AT&T is also experimenting around the edges of ONAP. For example, it is working to integrate the Open Networking Foundation’s (ONF) work on VOLTHA, the software underpinning its future XGS-PON broadband network, into ONAP. The telco hopes passive optical networks like XGS-PON will deliver internet speeds up to 10Gbit/s. By integrating VOLTHA within ONAP, it says it can expand trials into more cities and bring the service to customers more quickly.
The AT&T network transformation
The white box announcement is proof of how AT&T is transitioning from the traditional, proprietary routers that sit inside these structures to new hardware that’s built around open standards and can be quickly upgraded via software – using open hardware designs so any vendor can build to its specifications. The telco has already committed to virtualizing 75 per cent of its core network functions by 2020, achieving 55 per cent in 2017. It has now announced that its goal for 2018 is 65 per cent. It is confident that a virtualized, open-source, white box approach is the best way to evolve to 5G.
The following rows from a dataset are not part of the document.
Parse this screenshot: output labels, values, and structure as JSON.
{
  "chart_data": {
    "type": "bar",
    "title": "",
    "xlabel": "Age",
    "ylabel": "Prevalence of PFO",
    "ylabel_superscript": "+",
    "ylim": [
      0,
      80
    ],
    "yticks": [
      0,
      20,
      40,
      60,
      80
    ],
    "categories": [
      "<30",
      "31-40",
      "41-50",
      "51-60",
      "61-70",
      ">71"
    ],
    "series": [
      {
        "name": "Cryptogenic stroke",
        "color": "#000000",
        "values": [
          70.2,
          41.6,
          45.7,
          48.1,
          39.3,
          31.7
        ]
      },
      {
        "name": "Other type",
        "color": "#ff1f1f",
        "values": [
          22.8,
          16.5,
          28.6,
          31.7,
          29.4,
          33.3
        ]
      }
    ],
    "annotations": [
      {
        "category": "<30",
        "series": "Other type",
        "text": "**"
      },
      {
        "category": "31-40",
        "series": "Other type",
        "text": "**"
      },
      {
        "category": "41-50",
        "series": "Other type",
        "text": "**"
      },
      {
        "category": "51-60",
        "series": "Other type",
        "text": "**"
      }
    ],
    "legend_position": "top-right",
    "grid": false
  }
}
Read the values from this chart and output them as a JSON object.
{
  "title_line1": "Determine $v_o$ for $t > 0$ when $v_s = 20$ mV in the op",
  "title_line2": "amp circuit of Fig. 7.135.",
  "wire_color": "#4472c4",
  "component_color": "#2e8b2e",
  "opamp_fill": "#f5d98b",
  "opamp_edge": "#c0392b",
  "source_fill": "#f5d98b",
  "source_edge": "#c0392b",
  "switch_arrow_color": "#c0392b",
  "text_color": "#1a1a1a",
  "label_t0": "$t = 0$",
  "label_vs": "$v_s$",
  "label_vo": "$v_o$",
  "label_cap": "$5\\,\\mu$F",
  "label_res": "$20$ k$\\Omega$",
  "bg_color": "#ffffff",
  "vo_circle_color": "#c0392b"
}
One of 5G’s top selling points is its very low latency capabilities. But to run the new breed of cloud-based, low latency applications (such as support for autonomous vehicles), the network must be able to host these apps in close physical proximity to users. In other words, edge computing. AT&T says using white box routers and other hardware in its towers and small cells help those types of edge applications. It also means it can update and upgrade them more easily and remotely. One way to do this is via Akraino, a software stack created to improve the state of edge cloud infrastructure for carrier, provider and IoT networks, and which is in the process of being released into open source via The Linux Foundation.
Earlier this year, AT&T contributed code to seed the new project. While several open source projects exist to help solve part of the problem, Akraino is believed to be the only project that is attempting to meet the need for an edge infrastructure solution.
“Akraino Edge Stack, coupled with ONAP and OpenStack, will help to accelerate progress towards development of next-generation, network-based edge services, fueling a new ecosystem of applications for 5G and IoT,” said Mazin Gilbert, VP of Advanced Technology at AT&T Labs.
AT&T plans to offer cellular, standards-based 5G to customers in a dozen cities in the US, including parts of Dallas, Atlanta and Waco, Texas, by the end of this year. In February AT&T announced that its mobile 5G deployments in 2018 will be based on 3GPP Release-15 standards and operate – at least partially – over mmWave spectrum. It started 5G field trials with mmWave in mid-2016 and has tested 5G service with residential customers, small and large businesses, and high-traffic retail locations.
It also reiterated that 5G and SDN are best buddies – a virtualized and software-defined network allows it to develop, deploy and protect new network applications faster than with a hardware-based model. It created an Advanced 5G NR Testbed System (ANTS) at its new lab in Austin, Texas, which will allow it to test new features on a simulated 5G network for eventual standardisation and use on its commercial network.
“5G will be our first new major technology initiative that will be ‘born in the cloud’,” said Marachel Knight, SVP wireless network architecture and design, AT&T. “How do you control, automate and upgrade those network assets? How do you increase efficiency? How do you get faster and better service delivery? Doing all that in hardware is slow, cumbersome, and expensive. The answer is software.”